The conservatories use thermal stratification to lift warm air and allow cool air to stay on the ground, therefore preventing the use of electricity and air-conditioners to cool their interiors.
Chilled water pipes covered with ground slabs cool the floor of the two domes, with the waste heat generated by the water chillers used to run the liquid desiccant, which dehumidifies and cools the air without wasting any energy.
The plant wastes are used to operate a combined heat and power biomass steam turbine that helps to co-generate electricity.
A high-performance glass that allows only 65% of the sunlight and 35% of its heat energy is used to address the greenhouse effect.
Electrically controlled vents allow the heat generated inside to escape.
On days when sunlight levels are high, rolled fabric sails with light-sensitive sensors unfurl from the steel arcs of the structures to provide more shade.
Wilkinson Eyre was involved as architect in the project.

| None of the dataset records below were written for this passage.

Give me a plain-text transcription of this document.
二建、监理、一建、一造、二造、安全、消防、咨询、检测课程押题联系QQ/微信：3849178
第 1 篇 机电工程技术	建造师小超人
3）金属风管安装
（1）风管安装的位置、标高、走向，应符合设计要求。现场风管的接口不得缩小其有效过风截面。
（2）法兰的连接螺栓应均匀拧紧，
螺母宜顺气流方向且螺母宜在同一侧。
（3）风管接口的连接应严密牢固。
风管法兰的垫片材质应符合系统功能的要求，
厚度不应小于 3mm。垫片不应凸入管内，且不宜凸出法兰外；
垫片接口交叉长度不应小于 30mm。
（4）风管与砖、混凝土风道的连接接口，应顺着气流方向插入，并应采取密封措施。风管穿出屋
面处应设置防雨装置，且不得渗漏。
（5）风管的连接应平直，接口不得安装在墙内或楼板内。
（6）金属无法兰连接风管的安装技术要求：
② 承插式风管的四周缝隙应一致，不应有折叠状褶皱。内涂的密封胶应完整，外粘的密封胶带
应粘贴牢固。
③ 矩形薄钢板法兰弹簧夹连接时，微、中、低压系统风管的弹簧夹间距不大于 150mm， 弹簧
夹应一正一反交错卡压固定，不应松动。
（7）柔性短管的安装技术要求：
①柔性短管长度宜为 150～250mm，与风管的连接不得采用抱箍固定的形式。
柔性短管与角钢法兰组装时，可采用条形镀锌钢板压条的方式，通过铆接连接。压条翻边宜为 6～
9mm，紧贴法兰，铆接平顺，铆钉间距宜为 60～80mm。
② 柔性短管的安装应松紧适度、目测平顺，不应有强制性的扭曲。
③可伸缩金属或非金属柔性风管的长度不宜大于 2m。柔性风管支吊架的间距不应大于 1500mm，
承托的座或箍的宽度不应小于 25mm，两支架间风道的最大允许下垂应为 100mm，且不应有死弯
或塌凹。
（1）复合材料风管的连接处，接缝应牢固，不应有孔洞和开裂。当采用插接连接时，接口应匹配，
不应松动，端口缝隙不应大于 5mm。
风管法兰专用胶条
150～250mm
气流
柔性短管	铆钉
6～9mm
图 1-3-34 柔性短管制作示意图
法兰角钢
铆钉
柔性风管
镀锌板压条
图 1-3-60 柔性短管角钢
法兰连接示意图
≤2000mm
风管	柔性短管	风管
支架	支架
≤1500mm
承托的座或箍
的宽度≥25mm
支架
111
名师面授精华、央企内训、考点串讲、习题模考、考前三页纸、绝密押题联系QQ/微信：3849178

The overall master plan and design of the Bay South Garden was provided by Grant Associates, with the assistance of Wilkinson Eyre.
Atelier One, a British structural engineering company, provided the structural engineering designs, while Atelier Ten, an environmental design consulting company based in the UK, made the garden environmentally sustainable and Light Design Studio was responsible for the unique lighting of the garden.
Other companies involved in the project were L&W Construction, a construction engineering company, Taikisha Singapore, a mechanical engineering company, Arup, a design company, and Buro Four, a construction project management and consultancy services provider.
Thomas Matthews, a communication design studio, Meinhardt, a construction engineering company, Transsolar, a climate engineering company, Lumenpulse, a lighting solutions provider, and PM Link, a project management company, are among the other contractors involved.